Eliot resigned himself to reassuring his thief that he was perfectly fine. Getting to his feet with a twinge of muscles too long inactive in the cold, he joined Parker.

She did not, of course, have a basket. Parker collected eggs like she lifted necklaces off wealthy dowagers at embassy balls—you never saw her do it, and you never saw the eggs. Eliot had honestly tried to catch her at it, but Parker could lift an egg from under a hen so that the old biddy never even noticed. She would arrive in the kitchen, and the eggs would appear. Eliot always expected to find Parker oozing yolks and broken shells, but she never lost an egg. He had about come to the conclusion that she had an extra-dimensional space tucked away in her pocket where she stashed her loot.

Eliot only kept a few hens on the roof, enough to give him eggs for personal meals and to keep the bugs off his garden while adding a little fertilizer. The Brew Pub purchased its eggs from a local farmer after Eliot had assured himself that the hens were free range. He had bought these particular chickens with Parker in mind—an eclectic mix of Araucanas and Easter Eggers, so she could find colored eggs, and a couple of Silkies because he thought their fuzzy heads and feet would make her laugh. The Silkies worked far better than he could have hoped. Not only did Parker nearly sprain something the first time she saw them, scaring the poor things out of a change of feathers with her snorts of laughter, but she had the same reaction to them every time she saw them. "They look like David Bowie in Labyrinth," she said, and they kind of did. Her forays into the chicken coop were always punctuated by joyous cackling. Eliot never got tired of hearing her; Parker's laugh was one of the things that let a little sunshine into his darkness.
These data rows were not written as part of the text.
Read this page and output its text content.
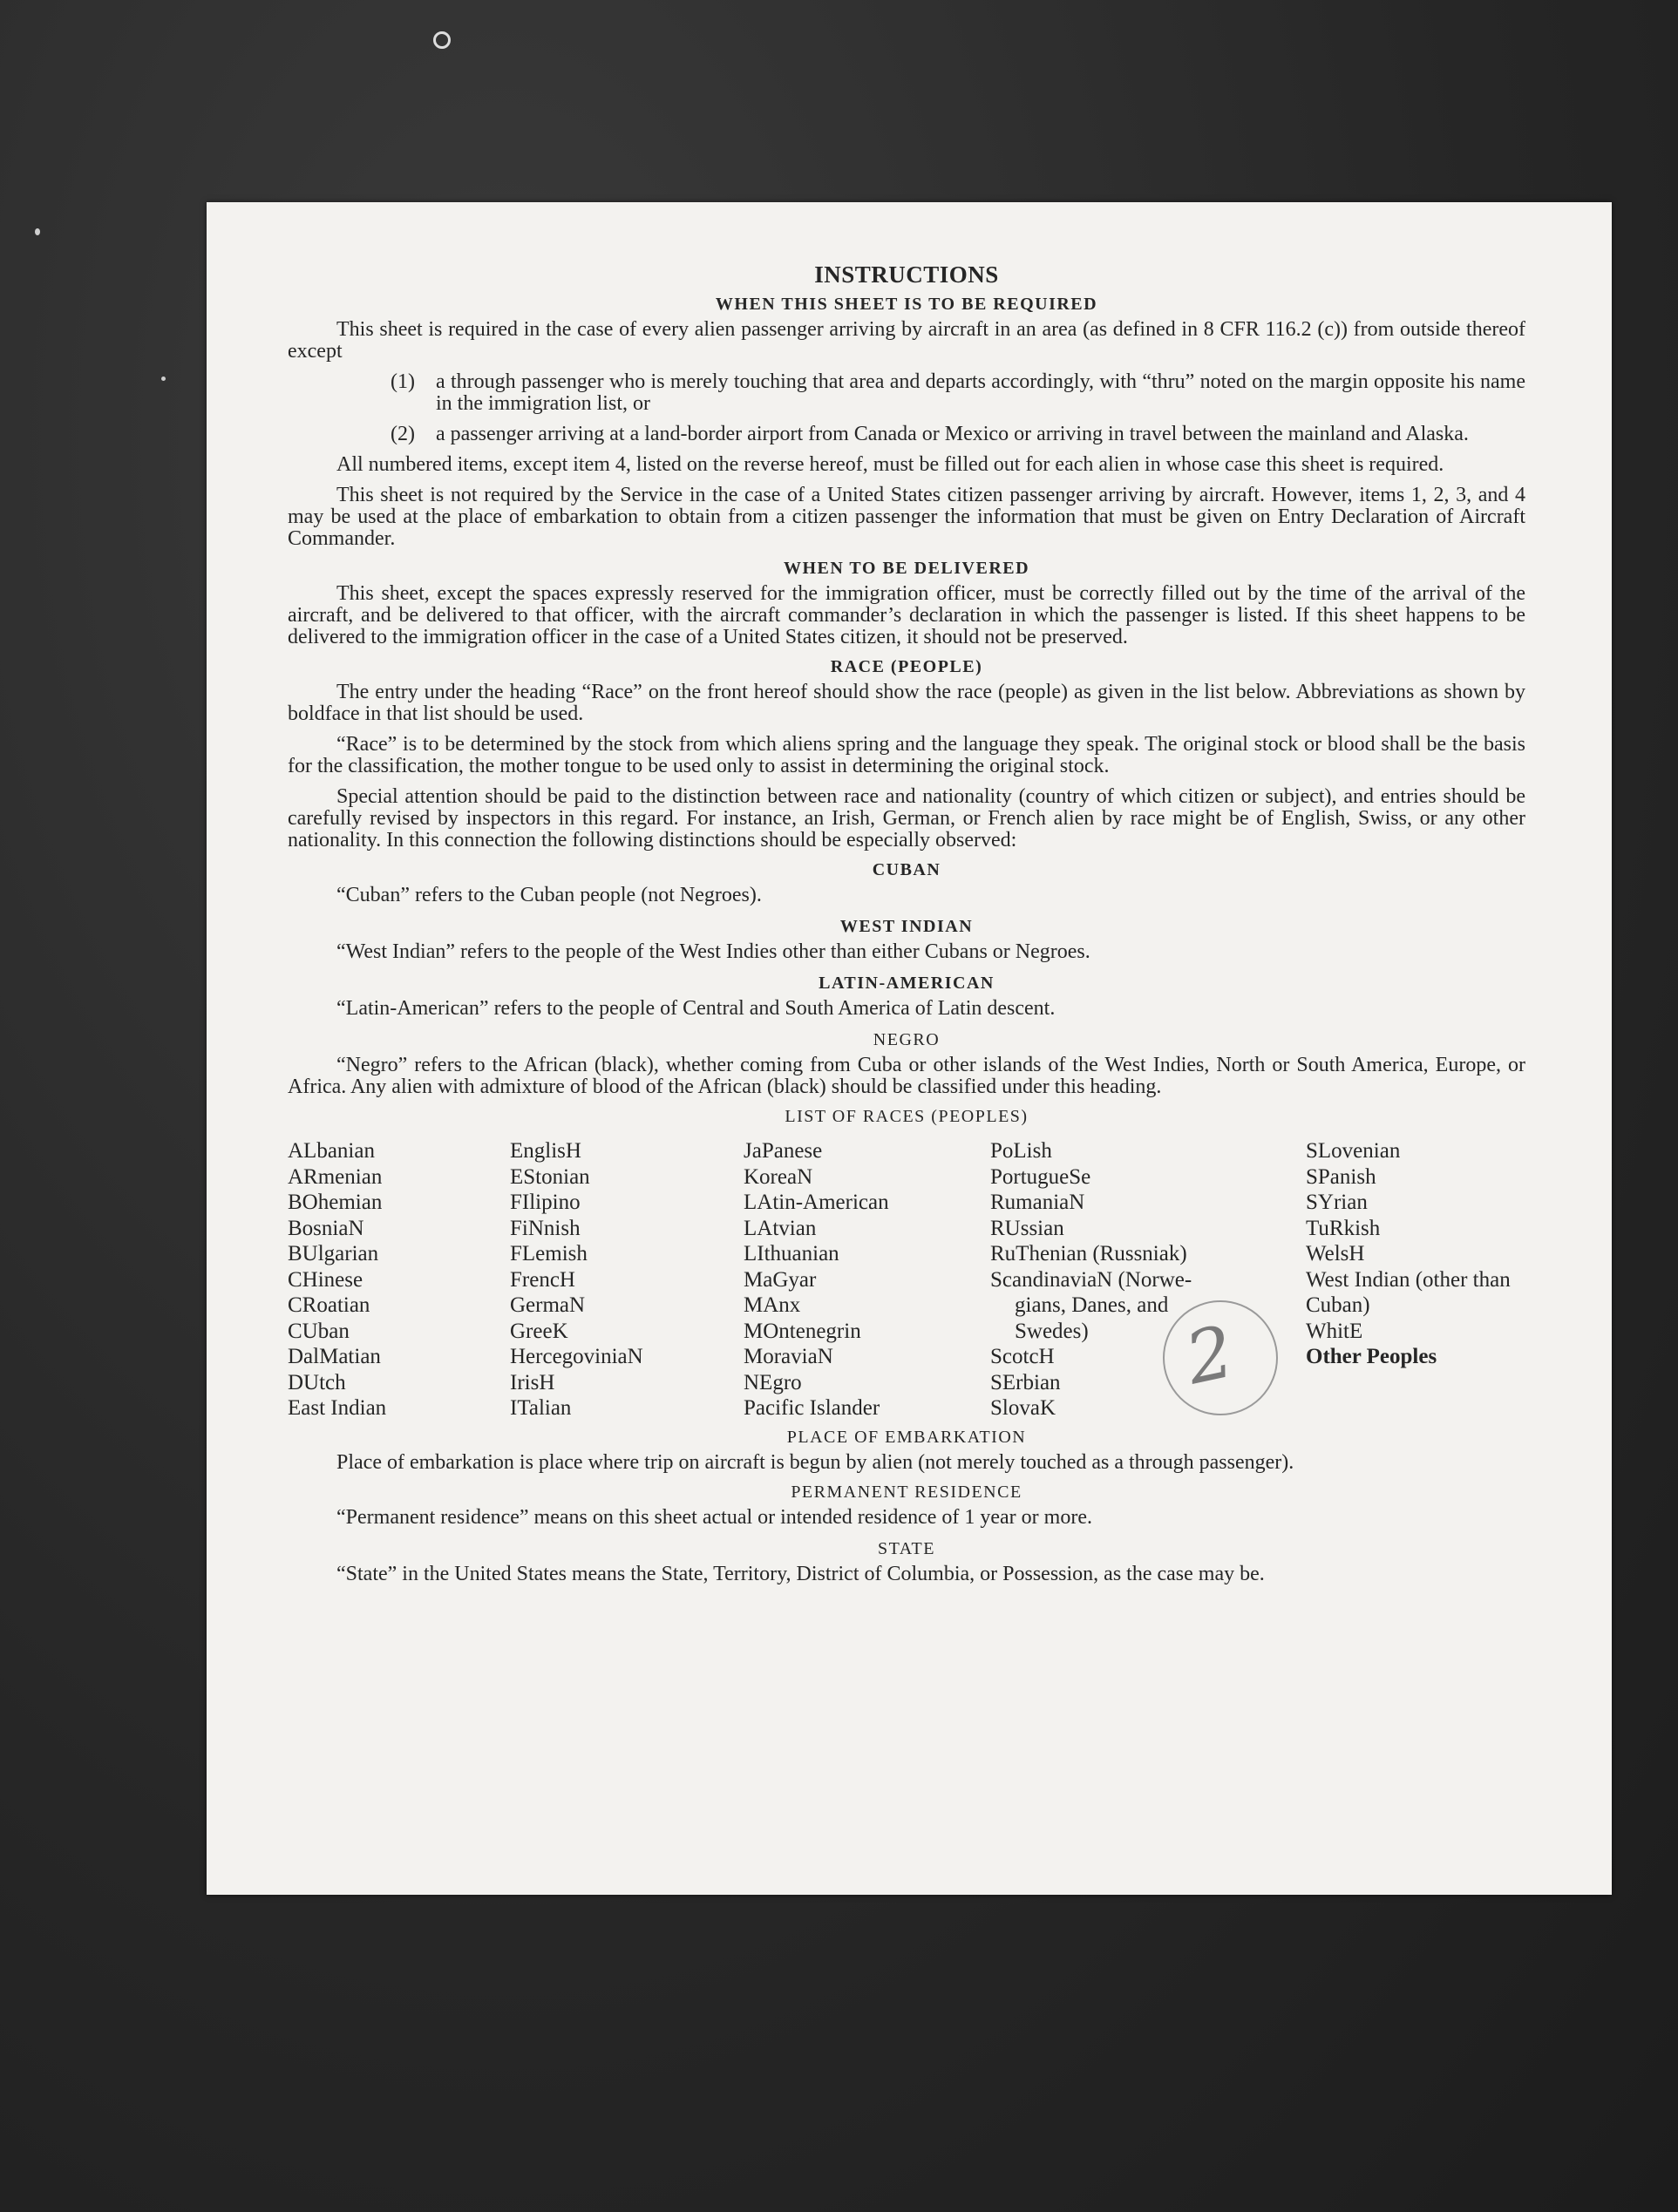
INSTRUCTIONS
WHEN THIS SHEET IS TO BE REQUIRED

This sheet is required in the case of every alien passenger arriving by aircraft in an area (as defined in 8 CFR 116.2 (c)) from outside thereof except

(1) a through passenger who is merely touching that area and departs accordingly, with “thru” noted on the margin opposite his name in the immigration list, or
(2) a passenger arriving at a land-border airport from Canada or Mexico or arriving in travel between the mainland and Alaska.

All numbered items, except item 4, listed on the reverse hereof, must be filled out for each alien in whose case this sheet is required.

This sheet is not required by the Service in the case of a United States citizen passenger arriving by aircraft. However, items 1, 2, 3, and 4 may be used at the place of embarkation to obtain from a citizen passenger the information that must be given on Entry Declaration of Aircraft Commander.

WHEN TO BE DELIVERED

This sheet, except the spaces expressly reserved for the immigration officer, must be correctly filled out by the time of the arrival of the aircraft, and be delivered to that officer, with the aircraft commander’s declaration in which the passenger is listed. If this sheet happens to be delivered to the immigration officer in the case of a United States citizen, it should not be preserved.

RACE (PEOPLE)

The entry under the heading “Race” on the front hereof should show the race (people) as given in the list below. Abbreviations as shown by boldface in that list should be used.

“Race” is to be determined by the stock from which aliens spring and the language they speak. The original stock or blood shall be the basis for the classification, the mother tongue to be used only to assist in determining the original stock.

Special attention should be paid to the distinction between race and nationality (country of which citizen or subject), and entries should be carefully revised by inspectors in this regard. For instance, an Irish, German, or French alien by race might be of English, Swiss, or any other nationality. In this connection the following distinctions should be especially observed:

CUBAN

“Cuban” refers to the Cuban people (not Negroes).

WEST INDIAN

“West Indian” refers to the people of the West Indies other than either Cubans or Negroes.

LATIN-AMERICAN

“Latin-American” refers to the people of Central and South America of Latin descent.

NEGRO

“Negro” refers to the African (black), whether coming from Cuba or other islands of the West Indies, North or South America, Europe, or Africa. Any alien with admixture of blood of the African (black) should be classified under this heading.

LIST OF RACES (PEOPLES)
ALbanian
ARmenian
BOhemian
BosniaN
BUlgarian
CHinese
CRoatian
CUban
DalMatian
DUtch
East Indian
EnglisH
EStonian
FIlipino
FiNnish
FLemish
FrencH
GermaN
GreeK
HercegoviniaN
IrisH
ITalian
JaPanese
KoreaN
LAtin-American
LAtvian
LIthuanian
MaGyar
MAnx
MOntenegrin
MoraviaN
NEgro
Pacific Islander
PoLish
PortugueSe
RumaniaN
RUssian
RuThenian (Russniak)
ScandinaviaN (Norwe-
gians, Danes, and
Swedes)
ScotcH
SErbian
SlovaK
SLovenian
SPanish
SYrian
TuRkish
WelsH
West Indian (other than Cuban)
WhitE
Other Peoples
PLACE OF EMBARKATION

Place of embarkation is place where trip on aircraft is begun by alien (not merely touched as a through passenger).

PERMANENT RESIDENCE

“Permanent residence” means on this sheet actual or intended residence of 1 year or more.

STATE

“State” in the United States means the State, Territory, District of Columbia, or Possession, as the case may be.

2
Not having Parker's talent for pickpocketing chickens, Eliot grabbed a basket and, making his way among the raised beds of his garden, joined her at the coop. Flipping on the low watt light, they ducked in the door. The roosting hens rustled at the interruption. Eliot could sympathize. Together, he and Parker collected the eggs, Parker stealing them and giggle-snorting at the Silkies, Eliot simply reaching under the hens and putting the eggs in his basket.

He'd done this when he was a child, with his mama. But these hens were far different from the giant black and white Plymouth Rock chickens his mama had loved. Eliot preferred not to be reminded. He didn't really know what he believed about an afterlife, except that if there was a hell, he was going to it, but he hoped that wherever his mama was, she couldn't see what her son had become.

When they emerged from the chicken coop, Parker skipped off, dancing from the edge of one raised-frame garden bed to another. Eliot had visions of yolks and shells, but he should have known better.